MPE-AM recomenda ações preventivas contra a seca em município do Amazonas

MPE-AM recomenda ações preventivas contra a seca em município do Amazonas

O Ministério Público do Estado do Amazonas (MPE-AM) emitiu recomendações à prefeitura de Benjamin Constant visando a adoção de medidas preventivas que possam mitigar possíveis danos da estiagem à população do município.

Para este ano, a expectativa é de que a vazante dos rios no estado será mais severa que a histórica ocorrida em 2023.

Entre as recomendações propostas pelo MPE-AM estão a convocação do gabinete de gestão institucional para discutir a ativação precoce do plano de contingência para a estiagem deste ano.

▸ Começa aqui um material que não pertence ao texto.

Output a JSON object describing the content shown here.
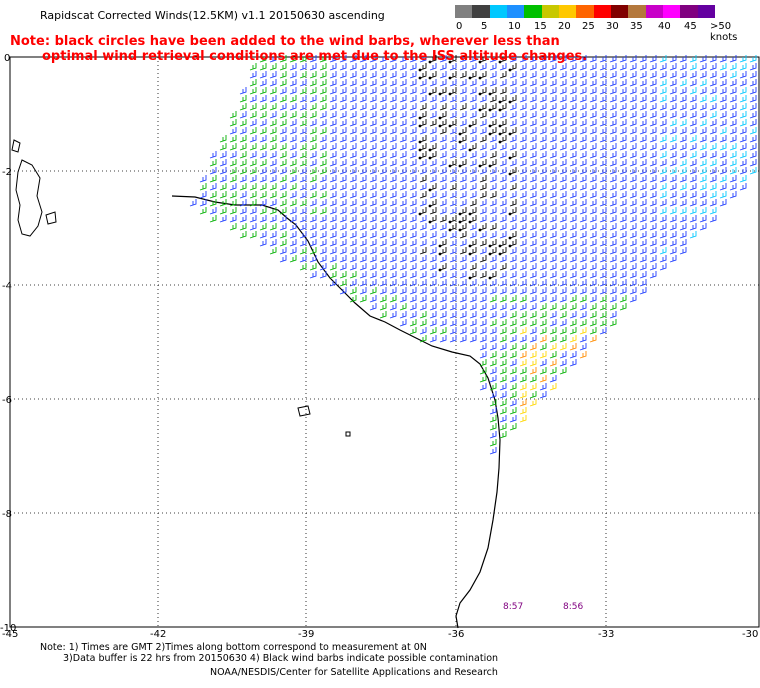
{
  "title": "Rapidscat Corrected Winds(12.5KM) v1.1 20150630 ascending",
  "note_line1": "Note: black circles have been added to the wind barbs, wherever less than",
  "note_line2": "optimal wind retrieval conditions are met due to the ISS altitude changes.",
  "scale": {
    "labels": [
      "0",
      "5",
      "10",
      "15",
      "20",
      "25",
      "30",
      "35",
      "40",
      "45",
      ">50 knots"
    ],
    "colors": [
      "#808080",
      "#404040",
      "#00c8ff",
      "#1e90ff",
      "#00c000",
      "#c8c800",
      "#ffc800",
      "#ff6400",
      "#ff0000",
      "#800000",
      "#b4783c",
      "#c800c8",
      "#ff00ff",
      "#800080",
      "#6400a0"
    ]
  },
  "axes": {
    "x_ticks": [
      "-45",
      "-42",
      "-39",
      "-36",
      "-33",
      "-30"
    ],
    "y_ticks": [
      "0",
      "-2",
      "-4",
      "-6",
      "-8",
      "-10"
    ]
  },
  "timestamps": [
    "8:57",
    "8:56"
  ],
  "footer": {
    "line1": "Note: 1) Times are GMT 2)Times along bottom correspond to measurement at 0N",
    "line2": "3)Data buffer is 22 hrs from 20150630 4) Black wind barbs indicate possible contamination",
    "line3": "NOAA/NESDIS/Center for Satellite Applications and Research"
  }
}
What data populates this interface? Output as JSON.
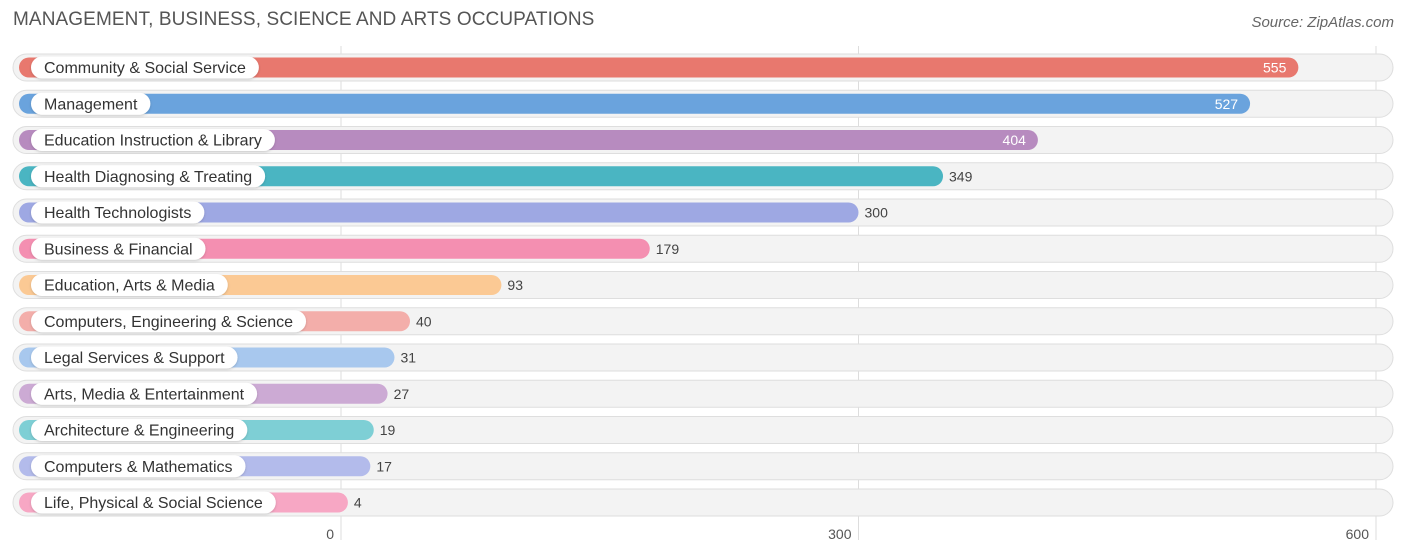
{
  "title": "MANAGEMENT, BUSINESS, SCIENCE AND ARTS OCCUPATIONS",
  "source": "Source: ZipAtlas.com",
  "chart_data": {
    "type": "bar",
    "orientation": "horizontal",
    "title": "MANAGEMENT, BUSINESS, SCIENCE AND ARTS OCCUPATIONS",
    "categories": [
      "Community & Social Service",
      "Management",
      "Education Instruction & Library",
      "Health Diagnosing & Treating",
      "Health Technologists",
      "Business & Financial",
      "Education, Arts & Media",
      "Computers, Engineering & Science",
      "Legal Services & Support",
      "Arts, Media & Entertainment",
      "Architecture & Engineering",
      "Computers & Mathematics",
      "Life, Physical & Social Science"
    ],
    "values": [
      555,
      527,
      404,
      349,
      300,
      179,
      93,
      40,
      31,
      27,
      19,
      17,
      4
    ],
    "colors": [
      "#e8786e",
      "#6aa3dd",
      "#b78bbf",
      "#4ab5c2",
      "#9ea8e3",
      "#f48fb1",
      "#fbc994",
      "#f3aeaa",
      "#a8c8ee",
      "#ccaad4",
      "#7ecfd5",
      "#b3bbeb",
      "#f7a7c4"
    ],
    "xticks": [
      0,
      300,
      600
    ],
    "xlim": [
      0,
      600
    ],
    "grid": true
  }
}
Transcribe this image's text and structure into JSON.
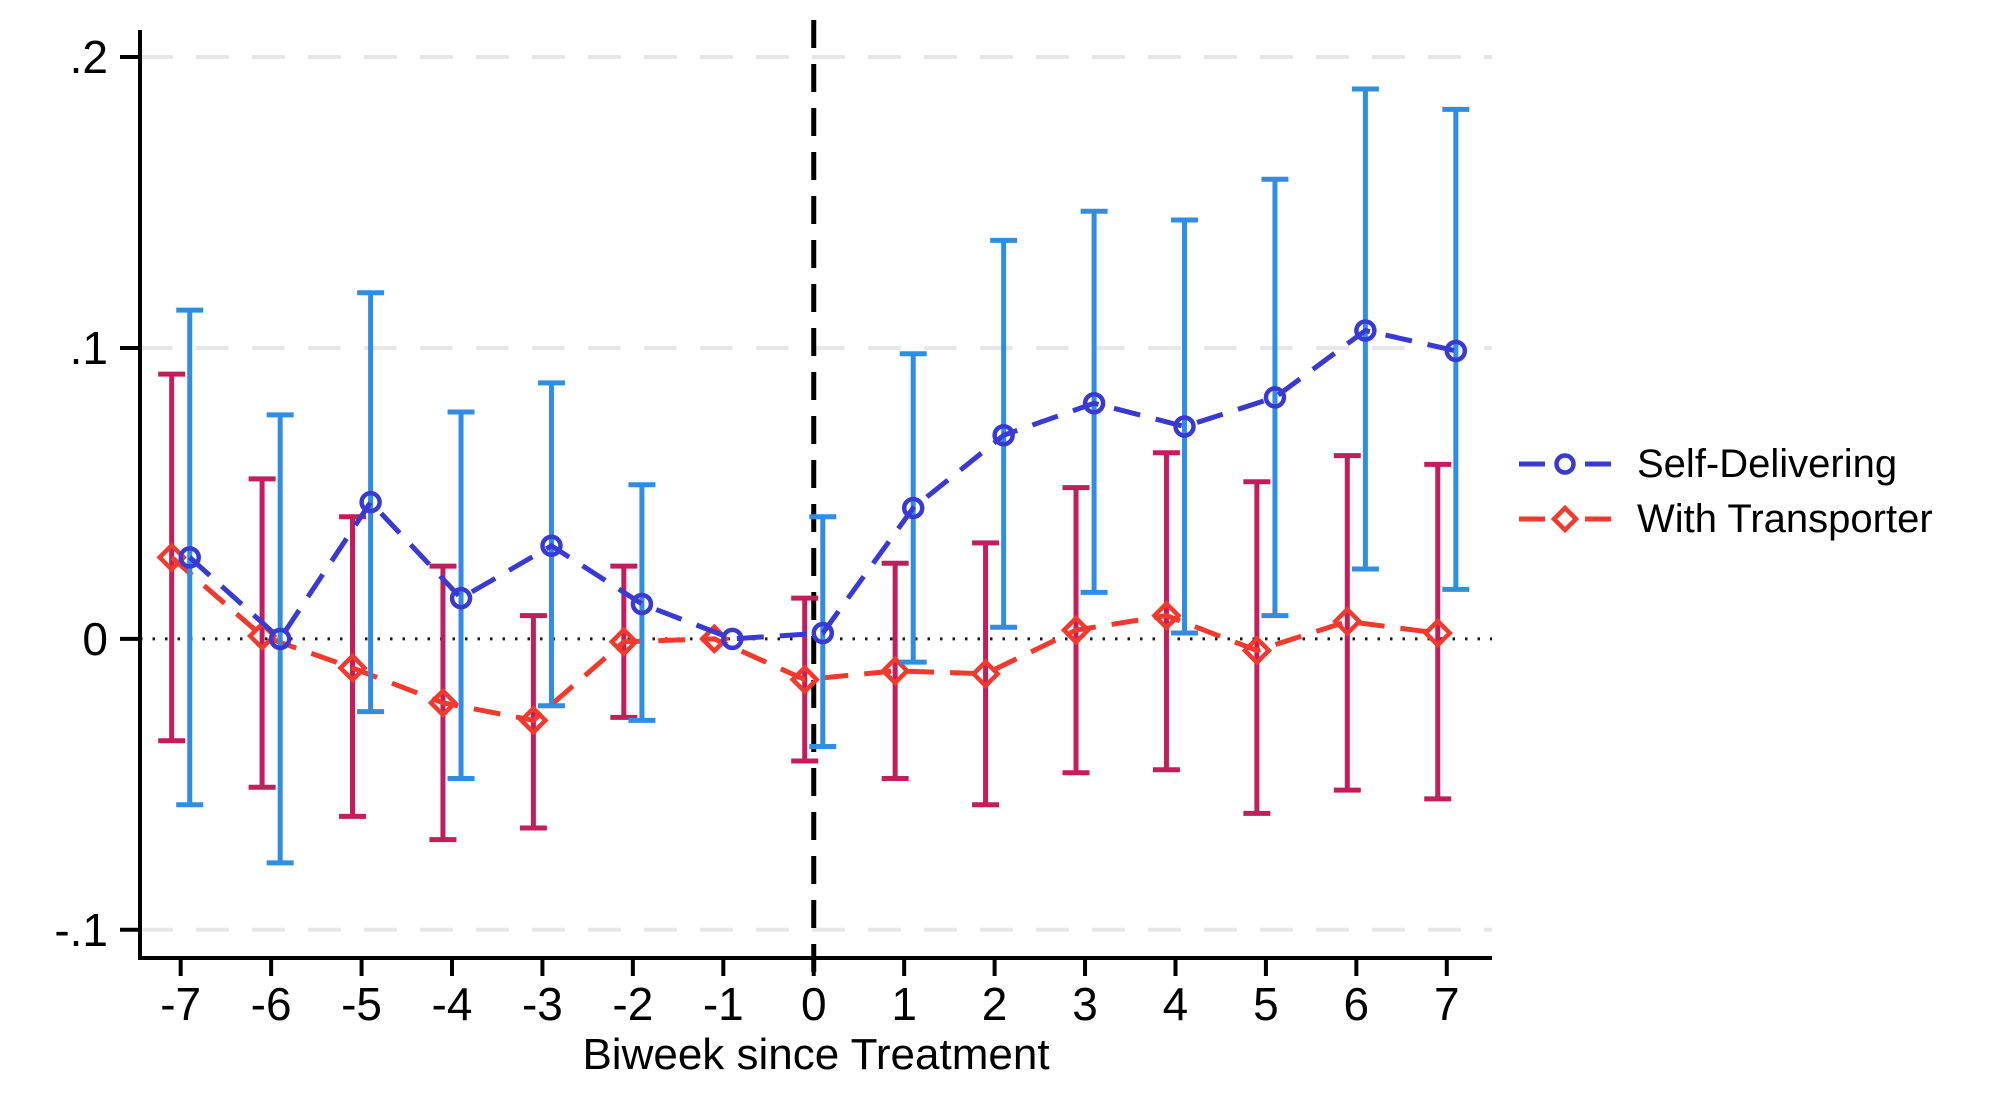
{
  "chart_data": {
    "type": "line",
    "subtype": "event-study-coefficient-plot",
    "title": "",
    "xlabel": "Biweek since Treatment",
    "ylabel": "",
    "x": [
      -7,
      -6,
      -5,
      -4,
      -3,
      -2,
      -1,
      0,
      1,
      2,
      3,
      4,
      5,
      6,
      7
    ],
    "x_tick_labels": [
      "-7",
      "-6",
      "-5",
      "-4",
      "-3",
      "-2",
      "-1",
      "0",
      "1",
      "2",
      "3",
      "4",
      "5",
      "6",
      "7"
    ],
    "y_ticks": [
      {
        "label": ".2",
        "value": 0.2
      },
      {
        "label": ".1",
        "value": 0.1
      },
      {
        "label": "0",
        "value": 0.0
      },
      {
        "label": "-.1",
        "value": -0.1
      }
    ],
    "xlim": [
      -7.45,
      7.5
    ],
    "ylim": [
      -0.1097,
      0.2093
    ],
    "gridline_values": [
      0.2,
      0.1,
      -0.1
    ],
    "zero_line_value": 0,
    "treatment_line_x": 0,
    "grid_on": true,
    "legend_position": "right-middle",
    "series": [
      {
        "name": "Self-Delivering",
        "marker": "circle",
        "x_offset": 0.1,
        "line_color": "#3939d4",
        "ci_color": "#2f8de4",
        "estimates": [
          0.028,
          0.0,
          0.047,
          0.014,
          0.032,
          0.012,
          0.0,
          0.002,
          0.045,
          0.07,
          0.081,
          0.073,
          0.083,
          0.106,
          0.099
        ],
        "ci_low": [
          -0.057,
          -0.077,
          -0.025,
          -0.048,
          -0.023,
          -0.028,
          null,
          -0.037,
          -0.008,
          0.004,
          0.016,
          0.002,
          0.008,
          0.024,
          0.017
        ],
        "ci_high": [
          0.113,
          0.077,
          0.119,
          0.078,
          0.088,
          0.053,
          null,
          0.042,
          0.098,
          0.137,
          0.147,
          0.144,
          0.158,
          0.189,
          0.182
        ]
      },
      {
        "name": "With Transporter",
        "marker": "diamond",
        "x_offset": -0.1,
        "line_color": "#f2392c",
        "ci_color": "#c41d5c",
        "estimates": [
          0.028,
          0.001,
          -0.01,
          -0.022,
          -0.028,
          -0.001,
          0.0,
          -0.014,
          -0.011,
          -0.012,
          0.003,
          0.008,
          -0.004,
          0.006,
          0.002
        ],
        "ci_low": [
          -0.035,
          -0.051,
          -0.061,
          -0.069,
          -0.065,
          -0.027,
          null,
          -0.042,
          -0.048,
          -0.057,
          -0.046,
          -0.045,
          -0.06,
          -0.052,
          -0.055
        ],
        "ci_high": [
          0.091,
          0.055,
          0.042,
          0.025,
          0.008,
          0.025,
          null,
          0.014,
          0.026,
          0.033,
          0.052,
          0.064,
          0.054,
          0.063,
          0.06
        ]
      }
    ]
  },
  "colors": {
    "background": "#ffffff",
    "axis": "#000000",
    "grid": "#e7e7e7",
    "zero_line": "#1a1a1a",
    "treatment_line": "#000000",
    "text": "#000000"
  }
}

Foi solicitado também o levantamento dos preços de itens essenciais junto aos comerciantes locais, visando evitar práticas abusivas durante uma futura crise.

Outras medidas incluem campanhas de conscientização da população sobre os impactos da estiagem, incentivo fiscal aos comerciantes para estocagem de água e alimentos, ações educativas, plano de saúde e que o município assegure o fornecimento contínuo de água e merenda nas escolas durante todo o período de seca.

De acordo com o promotor de Justiça da comarca de Benjamin Constant, Alison Almeida Santos, foi dado um prazo até o dia 1º de julho para que a instituição informe as medidas adotadas.

À Rede Amazônica, o prefeito de Benjamin Constant, Davi Bermeguy, informou que as recomendações serão atendidas.

Cenário no Amazonas

O Amazonas se prepara para enfrentar o que, segundo especialistas, promete ser a pior seca da história. A expectativa é que a vazante dos rios este ano supere a marca histórica de 2023, quando o nível do Rio Negro, em Manaus, atingiu 13,59 metros. A menos de duas semanas para a Amazônia entrar no período seco, o cenário em todo o estado já preocupa.

No município de Itacoatiara, o Rio Amazonas deu início à sua vazante após atingir o pico da enchente no dia 10 de junho, quando a cota chegou a 12,35 metros, acordo com a Defesa Civil Municipal.

Segundo dados do Serviço Geológico do Brasil (SGB), o nível do rio vem recuando gradativamente desde o dia 16 de junho, após seis dias estagnado. Na sexta-feira (21), o rio atingiu a cota de 12,25 metros.

Em Tabatinga, a descida do Rio Solimões começa a dificultar a vida de quem trabalha no porto da cidade. Entre os dias 16 e 17 de junho, o nível do rio baixou 26 centímetros. Até o início do mês o local estava coberto pela água, hoje está totalmente seco.

Em Humaitá, o Rio Madeira atingiu a cota de 13,46 metros, três metros a menos que o registrado no mesmo período em 2023. A vazante já traz dificuldades para profissionais de saúde que atendem os ribeirinhos da região. Para fazer o atendimento, é preciso percorrer três quilômetros a pé, onde a embarcação não chega mais.